End-to-end learning for autonomous driving
Urs Muller presents the architecture and training methods used to build an autonomous road-following system. A key aspect of the approach is eliminating the need for hand-programmed rules and procedures such as finding lane markings, guardrails, or other cars, thereby avoiding the creation of a large number of if, then, else statements.

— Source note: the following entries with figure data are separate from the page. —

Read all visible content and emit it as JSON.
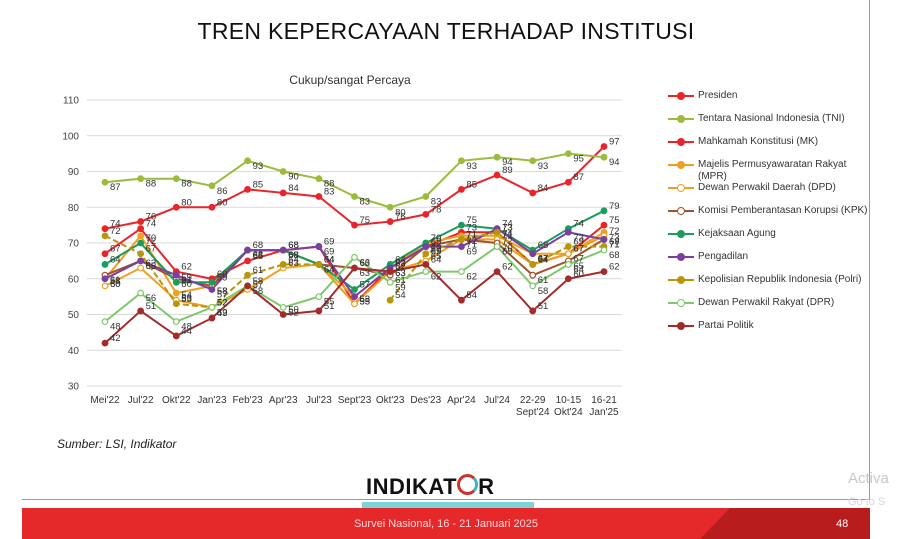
{
  "slide": {
    "title": "TREN KEPERCAYAAN TERHADAP INSTITUSI",
    "source": "Sumber: LSI, Indikator",
    "logo_text_left": "INDIKAT",
    "logo_text_right": "R",
    "footer": "Survei Nasional, 16 - 21 Januari 2025",
    "page_number": "48",
    "watermark_line1": "Activa",
    "watermark_line2": "Go to S"
  },
  "chart_data": {
    "type": "line",
    "title": "Cukup/sangat Percaya",
    "xlabel": "",
    "ylabel": "",
    "ylim": [
      30,
      110
    ],
    "yticks": [
      30,
      40,
      50,
      60,
      70,
      80,
      90,
      100,
      110
    ],
    "grid": true,
    "legend_position": "right",
    "x": [
      "Mei'22",
      "Jul'22",
      "Okt'22",
      "Jan'23",
      "Feb'23",
      "Apr'23",
      "Jul'23",
      "Sept'23",
      "Okt'23",
      "Des'23",
      "Apr'24",
      "Jul'24",
      "22-29 Sept'24",
      "10-15 Okt'24",
      "16-21 Jan'25"
    ],
    "x_lines": [
      [
        "Mei'22"
      ],
      [
        "Jul'22"
      ],
      [
        "Okt'22"
      ],
      [
        "Jan'23"
      ],
      [
        "Feb'23"
      ],
      [
        "Apr'23"
      ],
      [
        "Jul'23"
      ],
      [
        "Sept'23"
      ],
      [
        "Okt'23"
      ],
      [
        "Des'23"
      ],
      [
        "Apr'24"
      ],
      [
        "Jul'24"
      ],
      [
        "22-29",
        "Sept'24"
      ],
      [
        "10-15",
        "Okt'24"
      ],
      [
        "16-21",
        "Jan'25"
      ]
    ],
    "series": [
      {
        "name": "Presiden",
        "color": "#e8252a",
        "marker": "filled",
        "values": [
          74,
          76,
          80,
          80,
          85,
          84,
          83,
          75,
          76,
          78,
          85,
          89,
          84,
          87,
          97
        ]
      },
      {
        "name": "Tentara Nasional Indonesia (TNI)",
        "color": "#9bbb3c",
        "marker": "filled",
        "values": [
          87,
          88,
          88,
          86,
          93,
          90,
          88,
          83,
          80,
          83,
          93,
          94,
          93,
          95,
          94
        ]
      },
      {
        "name": "Mahkamah Konstitusi (MK)",
        "color": "#e8252a",
        "marker": "filled",
        "values": [
          67,
          74,
          62,
          60,
          65,
          68,
          69,
          53,
          63,
          69,
          73,
          73,
          64,
          67,
          75
        ]
      },
      {
        "name": "Majelis Permusyawaratan Rakyat (MPR)",
        "color": "#f0a020",
        "marker": "filled",
        "values": [
          60,
          72,
          56,
          58,
          68,
          68,
          64,
          55,
          63,
          70,
          72,
          72,
          67,
          67,
          73
        ]
      },
      {
        "name": "Dewan Perwakil Daerah (DPD)",
        "color": "#f0a020",
        "marker": "open",
        "values": [
          58,
          63,
          54,
          52,
          57,
          63,
          64,
          53,
          62,
          65,
          71,
          71,
          64,
          67,
          72
        ]
      },
      {
        "name": "Komisi Pemberantasan Korupsi (KPK)",
        "color": "#a0522d",
        "marker": "open",
        "values": [
          61,
          65,
          60,
          58,
          68,
          68,
          64,
          63,
          61,
          69,
          71,
          70,
          61,
          65,
          71
        ]
      },
      {
        "name": "Kejaksaan Agung",
        "color": "#1a9c5c",
        "marker": "filled",
        "values": [
          64,
          70,
          59,
          59,
          68,
          68,
          64,
          57,
          64,
          70,
          75,
          74,
          68,
          74,
          79
        ]
      },
      {
        "name": "Pengadilan",
        "color": "#7b3fa0",
        "marker": "filled",
        "values": [
          60,
          65,
          61,
          57,
          68,
          68,
          69,
          55,
          63,
          69,
          69,
          74,
          67,
          73,
          71
        ]
      },
      {
        "name": "Kepolisian Republik Indonesia (Polri)",
        "color": "#b8960c",
        "marker": "filled",
        "values": [
          72,
          67,
          53,
          52,
          61,
          64,
          64,
          null,
          54,
          67,
          71,
          73,
          64,
          69,
          69
        ]
      },
      {
        "name": "Dewan Perwakil Rakyat (DPR)",
        "color": "#7dc96b",
        "marker": "open",
        "values": [
          48,
          56,
          48,
          52,
          58,
          52,
          55,
          66,
          59,
          62,
          62,
          69,
          58,
          64,
          68
        ]
      },
      {
        "name": "Partai Politik",
        "color": "#a52a2a",
        "marker": "filled",
        "values": [
          42,
          51,
          44,
          49,
          58,
          50,
          51,
          63,
          62,
          64,
          54,
          62,
          51,
          60,
          62
        ]
      }
    ]
  }
}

Talk Title | End-to-end learning for autonomous driving |
Speakers | Urs Muller (NVIDIA) |
Conference | O’Reilly Artificial Intelligence Conference |
Conf Tag | |
Location | New York, New York |
Date | September 26-27, 2016 |
URL | Talk Page |
Slides | Talk Slides |
Video | |
Urs Muller presents the architecture and training methods used to build an autonomous road-following system. A key aspect of the approach is eliminating the need for hand-programmed rules and procedures such as finding lane markings, guardrails, or other cars, thereby avoiding the creation of a large number of “if, then, else” statements. Urs and his team trained a convolutional neural network (CNN) to map raw pixels from a single front-facing camera directly to steering commands, using an NVIDIA DevBox and Torch 7 for training and an NVIDIA DRIVE PX self-driving car computer also running Torch 7 for determining where to drive. The system operates at 30 frames per second (FPS). This end-to-end approach proved surprisingly powerful. With minimal training data from humans, the system learns to drive in traffic on local roads with or without lane markings and on highways. It also operates in areas with unclear visual guidance, such as in parking lots and on unpaved roads. The system automatically learns internal representations of the necessary processing steps such as detecting useful road features with only the human steering angle as the training signal. It was never explicitly trained to detect, for example, the outline of roads. Compared to explicit decomposition of the problem, such as lane marking detection, path planning, and control, this end-to-end system optimizes all processing steps simultaneously. This will eventually lead to better performance—because the internal components self-optimize to maximize overall system performance instead of optimizing human-selected intermediate criteria (e.g., lane detection)—and smaller systems made possible because the system learns to solve the problem with the minimal number of processing steps.